You’d be forgiven for thinking Rancid had gone folk, as Armstrong begins this track with acoustic guitar strums, solemnly reflecting upon the police state coming down. Then the upstroke guitars and light-on-its-feet rat-a-tatting of the drums kicks in, and it’s a ska party all the way. The band took to their Myspace page (in a time when bands still took to their Myspace pages) to explain “Liberty And Freedom”’s intentions: “Plain and simple, this song is about the systematic suppression of ideas and censorship. It’s also a protest song in the folk tradition of Woody Guthrie… The graffiti on the walls will always leave clues. Follow them.”

“Breakdown” (…Honor Is All We Know, 2014)

Five years later, …Honor Is All We Know shows up, with its welcome brace of rebel songs, punk rockers and ska bracers. Rancid’s genre mix-and-matching amps up with Frederiksen lacing slashing post-Johnny Thunders lead guitar through what’s otherwise straight party-time ska. Lyrically, “Breakdown” is a traditional, the band’s stab at a warning-to-rude-boys anthem such as Prince Buster’s “Judge Dread” series or Dandy Livingstone’s much-covered “Rudy, A Message To You”: “You better watch out, or you’ll end up in a cell/Break yourself or you’ll waste yourself.” It’s also easy to see how they were in turn absorbing some energy from ska-punks they’d influenced, such as the Interrupters.

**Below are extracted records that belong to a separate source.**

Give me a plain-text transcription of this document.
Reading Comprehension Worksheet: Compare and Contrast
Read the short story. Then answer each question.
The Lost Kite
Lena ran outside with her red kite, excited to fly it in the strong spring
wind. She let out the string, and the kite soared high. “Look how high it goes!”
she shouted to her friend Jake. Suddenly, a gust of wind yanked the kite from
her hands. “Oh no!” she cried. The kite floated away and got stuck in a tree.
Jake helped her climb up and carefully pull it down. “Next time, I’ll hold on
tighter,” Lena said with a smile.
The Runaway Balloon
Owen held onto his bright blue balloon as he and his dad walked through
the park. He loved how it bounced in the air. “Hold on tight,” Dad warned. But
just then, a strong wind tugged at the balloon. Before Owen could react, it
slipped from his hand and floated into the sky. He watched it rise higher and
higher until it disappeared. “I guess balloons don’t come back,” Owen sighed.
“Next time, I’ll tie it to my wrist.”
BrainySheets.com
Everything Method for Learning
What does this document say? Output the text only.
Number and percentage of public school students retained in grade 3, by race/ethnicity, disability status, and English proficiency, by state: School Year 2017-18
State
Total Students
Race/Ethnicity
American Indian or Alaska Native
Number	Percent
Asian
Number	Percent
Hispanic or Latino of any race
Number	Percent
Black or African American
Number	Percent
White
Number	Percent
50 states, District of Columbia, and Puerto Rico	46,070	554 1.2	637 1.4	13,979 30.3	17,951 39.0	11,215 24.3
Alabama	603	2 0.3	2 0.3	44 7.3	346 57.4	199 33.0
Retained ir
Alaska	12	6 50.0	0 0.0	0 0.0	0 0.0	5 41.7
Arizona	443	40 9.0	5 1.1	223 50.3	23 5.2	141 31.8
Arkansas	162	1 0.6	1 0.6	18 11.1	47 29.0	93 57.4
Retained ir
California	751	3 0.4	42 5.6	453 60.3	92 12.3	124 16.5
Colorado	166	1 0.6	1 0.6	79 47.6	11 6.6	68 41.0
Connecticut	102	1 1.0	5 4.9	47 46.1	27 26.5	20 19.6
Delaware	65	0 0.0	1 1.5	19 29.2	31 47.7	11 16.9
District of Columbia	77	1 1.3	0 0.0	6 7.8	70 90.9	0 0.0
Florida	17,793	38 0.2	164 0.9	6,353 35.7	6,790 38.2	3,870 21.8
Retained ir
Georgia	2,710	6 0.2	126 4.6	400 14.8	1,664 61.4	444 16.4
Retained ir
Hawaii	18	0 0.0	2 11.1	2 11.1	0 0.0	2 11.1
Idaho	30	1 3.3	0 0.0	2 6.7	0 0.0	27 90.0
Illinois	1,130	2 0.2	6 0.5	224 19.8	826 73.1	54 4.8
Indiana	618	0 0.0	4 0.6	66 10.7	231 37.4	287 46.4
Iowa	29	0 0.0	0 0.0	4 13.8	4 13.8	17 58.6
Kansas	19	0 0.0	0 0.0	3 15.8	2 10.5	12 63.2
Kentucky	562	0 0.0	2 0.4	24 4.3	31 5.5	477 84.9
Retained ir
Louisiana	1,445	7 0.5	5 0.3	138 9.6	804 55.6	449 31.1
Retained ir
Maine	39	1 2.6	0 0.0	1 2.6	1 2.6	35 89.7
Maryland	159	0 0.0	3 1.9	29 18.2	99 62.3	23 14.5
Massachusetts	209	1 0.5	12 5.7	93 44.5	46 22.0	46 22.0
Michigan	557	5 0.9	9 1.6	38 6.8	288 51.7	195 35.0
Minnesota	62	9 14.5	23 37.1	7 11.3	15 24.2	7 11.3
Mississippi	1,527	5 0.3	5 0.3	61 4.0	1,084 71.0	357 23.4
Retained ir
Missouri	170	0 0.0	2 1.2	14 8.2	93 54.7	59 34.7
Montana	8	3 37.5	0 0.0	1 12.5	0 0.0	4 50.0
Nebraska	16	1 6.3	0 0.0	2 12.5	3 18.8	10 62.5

“Where I’m Going” (Trouble Maker, 2017)

It takes real talent to make a paean to world destruction into a celebratory raver. Perhaps it’s because Rancid infuse it with joyous defiance: “You don’t understand where I am or where I’ve been or where I’m going.” They’ve seen trouble, been in it. With their backs against the wall, Frederiksen and Armstrong trade verses about how they’re fighting back against odds seemingly stacked against them from birth: “Retaliation is my crime/Communication, a waste of time…Knowing me, you know I’m never gonna learn/Get in line ’cause it’s your turn/Play with fire and you’re gonna get burned!”